岩手県大槌町にある東大の研究施設で張り出された「カラス侵入禁止」の張り紙が、なぜかカラスに効果的だという(朝日新聞)。

大槌湾に面した東京大学国際沿岸海洋研究センターは2011年の震災時に津波が最上階の3階に達したため、3階のみ仮復旧して、1、2階は片づけた後物置として使っていたという。カラスの被害が目立ち始めたのは2015年春のことで、建物の窓や扉がないことに目を付けたカラスが、1階の天井配管の断熱材を巣作りに拝借するようになったという。

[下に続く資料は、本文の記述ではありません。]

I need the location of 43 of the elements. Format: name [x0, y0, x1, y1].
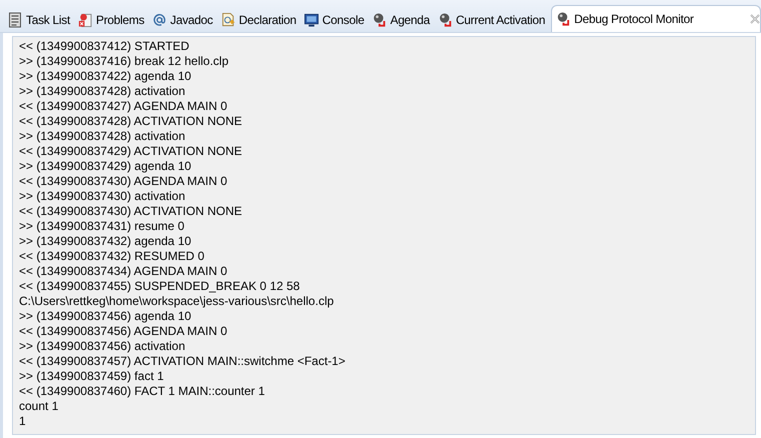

センター職員から相談を受けた佐藤教授にもよいアイデアが浮かばず、知人でカラスの専門家という宇都宮大・雑草と里山の科学教育研究センターの竹田努研究員(環境医学)に相談したところ、「警告文を出してみては」というアドバイス。半信半疑で張り紙を出してみたら、これが効果絶大だという。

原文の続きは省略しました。